Likely place in therapy
Entacapone is the most prescribed COMT inhibitor as adjunctive therapy to levodopa and may be taken up to 10 times daily with each levodopa dose to manage end-of-dose motor fluctuations in Parkinson's disease. The use of tolcapone is limited because of the increased risk of hepatotoxicity and can only be prescribed and supervised by physicians experienced in the management of advanced Parkinson's disease (SPC: tolcapone). Opicapone is the third COMT inhibitor licensed in the UK as adjunctive therapy to levodopa in people with Parkinson's disease who are experiencing end-of-dose motor fluctuations. Opicapone is taken once a day, which enables a simplified regimen compared with entacapone, although combination preparations of entacapone/levodopa/DDCI are available and are frequently prescribed.
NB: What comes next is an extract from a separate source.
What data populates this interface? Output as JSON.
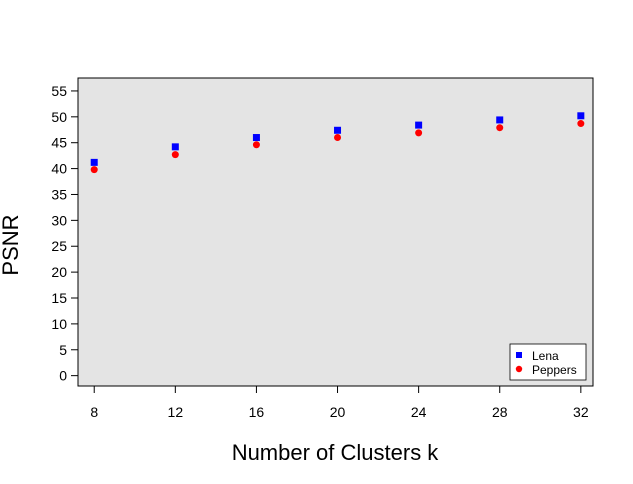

Specialists who reviewed this evidence summary highlighted that a combination product of entacapone may be difficult for some people who are on differing levodopa doses at different times of the day. Some people taking complicated dosing regimens may find it easier to add in a single tablet like opicapone and keep their familiar levodopa doses over the day. In addition, using a once-daily opicapone enables flexible dosing of levodopa without altering opicapone dose, unlike when using entacapone. Specialists who commented on this evidence summary suggested that opicapone may be an option to consider when entacapone is not tolerated or is inadequate at controlling symptoms. The majority of the participants in the study were taking additional medicines for Parkinson's disease such as dopamine agonists, monoamine oxidase inhibitors, anticholinergics and amantadine. Therefore, there are limited data on the use of opicapone as a first choice adjunctive therapy to levodopa.
Opicapone 50 mg showed efficacy in the primary outcome measure and also in most secondary outcomes including clinician and patient global assessment of change (see clinical effectiveness). The magnitude of effect of opicapone 50 mg with a reduced off time of 60.8 minutes and an increase in on time without troublesome dyskinesia of 62.6 minutes compared with placebo was considered clinically relevant and moderate (European public assessment report [EPAR]: opicapone). The duration of time in the on state with troublesome dyskinesia did not change. Opicapone 50 mg was shown to be non-inferior to entacapone 200 mg for improving motor fluctuations and indicated a greater reduced off time compared with entacapone.
The EPAR for opicapone states that the daily dose of 50 mg has proven to be consistently efficacious. BIPARK I demonstrated efficacy of opicapone 50 mg in up to 15 weeks only. Reduction in off time was sustained for 1 year with opicapone 25 mg to 50 mg in an open-label study (Lees et al. 2016; BIPARK II). The incidence of serious treatment-emergent adverse events with opicapone did not differ from that in the placebo or entacapone groups (Ferreira et al. 2016). The most common adverse events reported with opicapone were dyskinesia, constipation, insomnia and dry mouth. The EPAR for opicapone states that dyskinesias were reported in more than 10% of participants receiving opicapone in which case it may be necessary to reduce the levodopa dose within the first days to first weeks after starting opicapone to prevent severe dyskinesias.
In addition to effectiveness, safety and patient factors, local decision-makers will need to take cost into account when considering the likely place in therapy of opicapone. Opicapone is more expensive than entacapone, which is the most commonly prescribed COMT inhibitor: 30‑day treatment costs (excluding VAT) for: opicapone 50 mg is £93.90 (MIMS, February 2017); entacapone based on maximum dose is £50.30 (Drug Tariff, February 2017); and tolcapone based on 100 mg dose is £85.68 (MIMS, February 2017).
The NICE guideline on Parkinson's disease makes recommendations on the place in therapy of adjuvant treatments, including COMT inhibitors (see introduction and current guidance). The choice of treatment will depend on the person's clinical and lifestyle characteristics, and their preferences, after an informed discussion about the benefits and risks of treatment.